CDU-Geschäftsstellen in Brandenburg als „Eierhaus“ bei Google Maps markiert
Wer in den vergangenen Tagen bei Google Maps nach CDU-Parteibüros in Brandenburg gesucht hat, konnte auf ungewöhnliche Bezeichnungen stoßen. Mehrere Geschäftsstellen der Christdemokraten waren mit dem Zusatz „Eierhaus“ oder sogar „Schuldenfabrik“ versehen. Diese Aktion betraf bundesweit CDU- und CSU-Büros und sorgte für Aufsehen in den sozialen Medien und der Presse.

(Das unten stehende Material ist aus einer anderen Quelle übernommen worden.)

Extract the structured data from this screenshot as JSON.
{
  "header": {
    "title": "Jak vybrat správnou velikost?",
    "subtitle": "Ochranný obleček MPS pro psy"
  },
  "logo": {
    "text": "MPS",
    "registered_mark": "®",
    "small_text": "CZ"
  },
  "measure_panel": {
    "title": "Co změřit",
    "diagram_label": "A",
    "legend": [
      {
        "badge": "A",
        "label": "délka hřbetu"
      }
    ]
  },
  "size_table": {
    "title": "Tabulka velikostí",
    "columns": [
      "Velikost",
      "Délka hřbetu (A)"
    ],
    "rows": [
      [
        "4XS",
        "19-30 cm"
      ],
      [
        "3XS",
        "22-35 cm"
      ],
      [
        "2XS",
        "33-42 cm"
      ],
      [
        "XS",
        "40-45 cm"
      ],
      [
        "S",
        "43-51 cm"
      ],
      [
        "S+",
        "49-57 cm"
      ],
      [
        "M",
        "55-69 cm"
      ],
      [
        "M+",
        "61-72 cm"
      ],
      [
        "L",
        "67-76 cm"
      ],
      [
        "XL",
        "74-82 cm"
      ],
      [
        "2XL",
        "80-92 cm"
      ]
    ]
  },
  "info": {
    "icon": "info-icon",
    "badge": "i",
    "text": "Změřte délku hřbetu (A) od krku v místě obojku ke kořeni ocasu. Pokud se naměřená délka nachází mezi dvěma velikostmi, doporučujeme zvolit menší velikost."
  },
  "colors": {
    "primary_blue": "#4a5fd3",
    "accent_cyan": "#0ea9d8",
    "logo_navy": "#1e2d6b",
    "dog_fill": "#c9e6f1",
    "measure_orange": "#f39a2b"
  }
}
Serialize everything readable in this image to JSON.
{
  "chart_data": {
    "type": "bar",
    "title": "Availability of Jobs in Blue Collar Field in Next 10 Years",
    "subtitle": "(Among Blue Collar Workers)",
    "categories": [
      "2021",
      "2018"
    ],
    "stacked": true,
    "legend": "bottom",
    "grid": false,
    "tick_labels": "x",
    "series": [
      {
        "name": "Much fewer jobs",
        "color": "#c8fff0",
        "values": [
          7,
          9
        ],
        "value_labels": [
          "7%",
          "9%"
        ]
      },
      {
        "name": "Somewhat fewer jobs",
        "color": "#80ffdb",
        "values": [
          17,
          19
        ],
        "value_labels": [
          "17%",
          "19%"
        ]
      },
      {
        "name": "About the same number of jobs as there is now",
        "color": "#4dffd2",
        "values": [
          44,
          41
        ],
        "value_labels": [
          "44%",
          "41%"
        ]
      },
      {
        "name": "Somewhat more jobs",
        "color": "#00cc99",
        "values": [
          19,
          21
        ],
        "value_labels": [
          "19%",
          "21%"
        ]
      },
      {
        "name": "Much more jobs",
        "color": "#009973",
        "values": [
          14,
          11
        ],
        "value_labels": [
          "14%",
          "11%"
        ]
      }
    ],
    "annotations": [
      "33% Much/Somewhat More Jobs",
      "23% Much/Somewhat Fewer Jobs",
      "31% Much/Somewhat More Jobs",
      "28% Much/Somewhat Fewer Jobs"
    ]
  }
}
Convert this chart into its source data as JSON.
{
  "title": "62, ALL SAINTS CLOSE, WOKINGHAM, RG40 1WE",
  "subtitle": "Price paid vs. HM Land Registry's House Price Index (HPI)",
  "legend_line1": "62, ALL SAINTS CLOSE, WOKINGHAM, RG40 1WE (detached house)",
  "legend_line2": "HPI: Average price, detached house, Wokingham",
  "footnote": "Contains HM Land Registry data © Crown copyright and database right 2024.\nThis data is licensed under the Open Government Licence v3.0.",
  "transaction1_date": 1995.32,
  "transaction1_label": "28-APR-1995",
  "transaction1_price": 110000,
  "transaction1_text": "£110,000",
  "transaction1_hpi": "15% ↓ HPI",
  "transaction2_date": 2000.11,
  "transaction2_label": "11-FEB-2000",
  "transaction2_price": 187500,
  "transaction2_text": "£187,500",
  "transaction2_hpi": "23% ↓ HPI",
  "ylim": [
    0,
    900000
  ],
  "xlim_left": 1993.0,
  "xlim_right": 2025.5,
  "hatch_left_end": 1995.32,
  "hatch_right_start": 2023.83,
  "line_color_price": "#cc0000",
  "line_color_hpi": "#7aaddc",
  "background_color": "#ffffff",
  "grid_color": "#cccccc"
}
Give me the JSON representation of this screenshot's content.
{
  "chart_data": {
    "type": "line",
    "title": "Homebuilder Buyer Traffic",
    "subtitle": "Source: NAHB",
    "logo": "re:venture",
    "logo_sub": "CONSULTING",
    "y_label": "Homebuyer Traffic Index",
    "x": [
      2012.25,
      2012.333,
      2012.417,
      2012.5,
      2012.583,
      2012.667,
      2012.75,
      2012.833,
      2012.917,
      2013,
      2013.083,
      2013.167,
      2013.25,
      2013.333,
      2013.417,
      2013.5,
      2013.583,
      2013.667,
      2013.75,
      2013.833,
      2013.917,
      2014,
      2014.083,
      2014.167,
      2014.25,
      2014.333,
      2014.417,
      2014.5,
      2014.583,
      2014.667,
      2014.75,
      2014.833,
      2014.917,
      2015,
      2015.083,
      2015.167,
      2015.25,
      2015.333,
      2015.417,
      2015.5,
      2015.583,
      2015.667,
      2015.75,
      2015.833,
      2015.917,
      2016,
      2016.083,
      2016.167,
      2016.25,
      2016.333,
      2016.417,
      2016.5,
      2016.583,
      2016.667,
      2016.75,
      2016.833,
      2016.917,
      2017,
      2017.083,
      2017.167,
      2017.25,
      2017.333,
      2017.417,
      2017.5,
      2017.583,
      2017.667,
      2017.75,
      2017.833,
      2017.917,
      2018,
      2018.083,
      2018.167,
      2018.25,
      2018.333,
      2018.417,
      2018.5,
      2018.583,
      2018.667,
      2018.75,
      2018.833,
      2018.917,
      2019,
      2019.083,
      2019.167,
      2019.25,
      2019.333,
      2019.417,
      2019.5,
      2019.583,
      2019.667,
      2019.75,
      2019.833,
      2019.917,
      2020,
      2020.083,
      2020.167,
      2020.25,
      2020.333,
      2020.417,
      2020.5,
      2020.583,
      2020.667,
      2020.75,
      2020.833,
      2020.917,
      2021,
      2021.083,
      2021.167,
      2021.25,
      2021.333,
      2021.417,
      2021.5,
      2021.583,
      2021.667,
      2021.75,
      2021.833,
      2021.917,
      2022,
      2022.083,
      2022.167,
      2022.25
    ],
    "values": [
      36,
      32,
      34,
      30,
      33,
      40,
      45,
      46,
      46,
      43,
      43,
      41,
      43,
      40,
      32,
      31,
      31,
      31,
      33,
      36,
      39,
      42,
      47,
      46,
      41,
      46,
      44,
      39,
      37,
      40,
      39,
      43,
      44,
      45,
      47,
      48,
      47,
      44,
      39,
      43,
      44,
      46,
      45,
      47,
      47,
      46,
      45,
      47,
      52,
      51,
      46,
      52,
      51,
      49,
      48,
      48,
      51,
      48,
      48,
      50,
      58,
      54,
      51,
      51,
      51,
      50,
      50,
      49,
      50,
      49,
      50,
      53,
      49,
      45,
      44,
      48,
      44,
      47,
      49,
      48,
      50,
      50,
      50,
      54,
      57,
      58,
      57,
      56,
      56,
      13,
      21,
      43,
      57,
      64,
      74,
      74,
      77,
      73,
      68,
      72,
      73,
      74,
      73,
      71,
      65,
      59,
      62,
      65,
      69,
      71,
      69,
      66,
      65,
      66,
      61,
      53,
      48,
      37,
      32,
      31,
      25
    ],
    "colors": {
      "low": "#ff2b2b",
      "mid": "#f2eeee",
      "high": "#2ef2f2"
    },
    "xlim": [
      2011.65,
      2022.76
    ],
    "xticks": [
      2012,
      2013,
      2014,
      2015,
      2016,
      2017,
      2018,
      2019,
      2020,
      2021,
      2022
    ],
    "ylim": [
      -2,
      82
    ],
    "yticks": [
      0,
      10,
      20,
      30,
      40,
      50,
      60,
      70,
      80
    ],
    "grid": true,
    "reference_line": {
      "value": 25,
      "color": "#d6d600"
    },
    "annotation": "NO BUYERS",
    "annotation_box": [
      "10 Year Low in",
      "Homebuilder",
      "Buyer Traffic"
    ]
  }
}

Betroffene Standorte und zeitlicher Verlauf
Insgesamt waren mindestens sieben CDU-Standorte in Brandenburg von der Umbenennung betroffen. Dazu gehörten:
- Die Landesgeschäftsstelle in Potsdam mit dem Eintrag „CDU buntes Eierhaus - Landesverband Brandenburg“
- Die Kreisverbände Barnim, Cottbus, Potsdam-Mittelmark und Oberspreewald-Lausitz
- Die CDU in Schwarzheide und Spremberg
In Potsdam-Mittelmark fand sich sogar die Variante „buntes Eierhaus“. Interessanterweise zeigten sich die Einträge als dynamisch: Während zunächst alle Standorte betroffen schienen, verschwanden viele Bezeichnungen schnell wieder. Lediglich Schwarzheide und der Kreisverband Oberspreewald-Lausitz behielten den Zusatz länger bei. Für Märkisch-Oderland tauchte in der Trefferliste der Begriff „CDU Schuldenfabrik Kreisverband Märkisch-Oderland“ auf.
Reaktion der Brandenburger CDU: Gelassenheit und Humor
Brandenburgs CDU-Generalsekretär Julian Brüning reagierte auf die ungewöhnlichen Karteneinträge mit Schmunzeln. „Wir nehmen das gelassen“, erklärte er. „Der Eintrag wird korrigiert, und dann geht’s weiter mit der politischen Arbeit. Ein digitaler Scherz ist schnell gemacht – für die echten Herausforderungen in Brandenburg braucht es etwas mehr Substanz.“ Diese humorvolle Reaktion unterstreicht den pragmatischen Umgang der Partei mit dem Vorfall.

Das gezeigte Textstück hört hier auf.